Improving Open-Domain Dialogue Evaluation with a Causal Inference Model

Effective evaluation methods remain a significant challenge for research on open-domain conversational dialogue systems. Explicit satisfaction ratings can be elicited from users, but users often do not provide ratings when asked, and those they give can be highly subjective. Post-hoc ratings by experts are an alternative, but these can be both expensive and complex to collect. Here, we explore the creation of automated methods for predicting both expert and user ratings of open-domain dialogues. We compare four different approaches. First, we train a baseline model using an end-to-end transformer to predict ratings directly from the raw dialogue text. The other three methods are variants of a two-stage approach in which we first extract interpretable features at the turn level that capture, among other aspects, user dialogue behaviors indicating contradiction, repetition, disinterest, compliments, or criticism. We project these features to the dialogue level and train a dialogue-level MLP regression model, a dialogue-level LSTM, and a novel causal inference model called counterfactual-LSTM (CF-LSTM) to predict ratings. The proposed CF-LSTM is a sequential model over turn-level features which predicts ratings using multiple regressors depending on hypotheses derived from the turn-level features. As a causal inference model, CF-LSTM aims to learn the underlying causes of a specific event, such as a low rating. We also bin the user ratings and perform classification experiments with all four models. In evaluation experiments on conversational data from the Alexa Prize SocialBot, we show that the CF-LSTM achieves the best performance for predicting dialogue ratings and classification.

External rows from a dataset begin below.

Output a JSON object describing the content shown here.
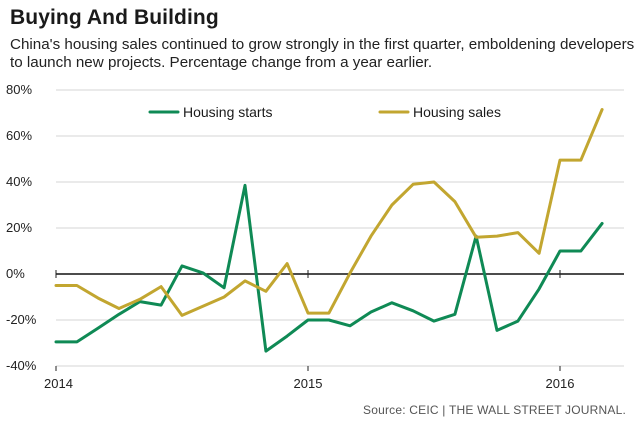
{
  "header": {
    "title": "Buying And Building",
    "subtitle": "China's housing sales continued to grow strongly in the first quarter, emboldening developers to launch new projects. Percentage change from a year earlier."
  },
  "footer": {
    "source": "Source: CEIC  |  THE WALL STREET JOURNAL."
  },
  "colors": {
    "housing_starts": "#0f8a55",
    "housing_sales": "#c2a630",
    "zero_line": "#111111",
    "grid": "#d6d6d6"
  },
  "chart_data": {
    "type": "line",
    "title": "Buying And Building",
    "xlabel": "",
    "ylabel": "",
    "ylim": [
      -40,
      80
    ],
    "y_ticks": [
      80,
      60,
      40,
      20,
      0,
      -20,
      -40
    ],
    "y_tick_labels": [
      "80%",
      "60%",
      "40%",
      "20%",
      "0%",
      "-20%",
      "-40%"
    ],
    "x_range": [
      2014.0,
      2016.25
    ],
    "x_ticks": [
      2014,
      2015,
      2016
    ],
    "x_tick_labels": [
      "2014",
      "2015",
      "2016"
    ],
    "grid": "horizontal",
    "legend_position": "top",
    "series": [
      {
        "name": "Housing starts",
        "color": "#0f8a55",
        "x": [
          2014.0,
          2014.083,
          2014.167,
          2014.25,
          2014.333,
          2014.417,
          2014.5,
          2014.583,
          2014.667,
          2014.75,
          2014.833,
          2014.917,
          2015.0,
          2015.083,
          2015.167,
          2015.25,
          2015.333,
          2015.417,
          2015.5,
          2015.583,
          2015.667,
          2015.75,
          2015.833,
          2015.917,
          2016.0,
          2016.083,
          2016.167
        ],
        "values": [
          -29.5,
          -29.5,
          -23.5,
          -17.5,
          -12,
          -13.5,
          3.5,
          0.5,
          -6,
          38.5,
          -33.5,
          -27,
          -20,
          -20,
          -22.5,
          -16.5,
          -12.5,
          -16,
          -20.5,
          -17.5,
          16.5,
          -24.5,
          -20.5,
          -6.5,
          10,
          10,
          22
        ]
      },
      {
        "name": "Housing sales",
        "color": "#c2a630",
        "x": [
          2014.0,
          2014.083,
          2014.167,
          2014.25,
          2014.333,
          2014.417,
          2014.5,
          2014.583,
          2014.667,
          2014.75,
          2014.833,
          2014.917,
          2015.0,
          2015.083,
          2015.167,
          2015.25,
          2015.333,
          2015.417,
          2015.5,
          2015.583,
          2015.667,
          2015.75,
          2015.833,
          2015.917,
          2016.0,
          2016.083,
          2016.167
        ],
        "values": [
          -5,
          -5,
          -10.5,
          -15,
          -11,
          -5.5,
          -18,
          -14,
          -10,
          -3,
          -7.5,
          4.5,
          -17,
          -17,
          0.5,
          16.5,
          30,
          39,
          40,
          31.5,
          16,
          16.5,
          18,
          9,
          49.5,
          49.5,
          71.5
        ]
      }
    ]
  }
}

翻译：有效评估方法仍是开放域对话系统研究中的重大挑战。虽然可以通过用户获取明确的满意度评分，但用户常在询问时拒绝评分，且已提供的评分往往具有高度主观性。专家事后评分是替代方案，但这类评分既昂贵又难以收集。本文探索了自动预测开放域对话中专家评分与用户评分的方法，比较了四种不同方案：首先，我们训练了基于端到端Transformer的基线模型，直接从原始对话文本预测评分；其余三种方法均采用两阶段变体，首先在话轮层面提取可解释特征，捕捉包括用户对话行为中的矛盾、重复、不感兴趣、称赞或批评在内的多方面信息。我们将这些特征投影至对话层面，训练了对话级MLP回归模型、对话级LSTM，以及名为反事实LSTM（CF-LSTM）的新型因果推断模型进行评分预测。提出的CF-LSTM是基于话轮特征序列的模型，通过依据话轮特征推导出的假设使用多个回归器预测评分。作为因果推断模型，CF-LSTM旨在学习特定事件（如低评分）的根本原因。我们还对用户评分进行分箱处理，并采用全部四种模型执行分类实验。基于Alexa Prize SocialBot对话数据的评估实验表明，CF-LSTM在对话评分预测与分类任务中均达到最优性能。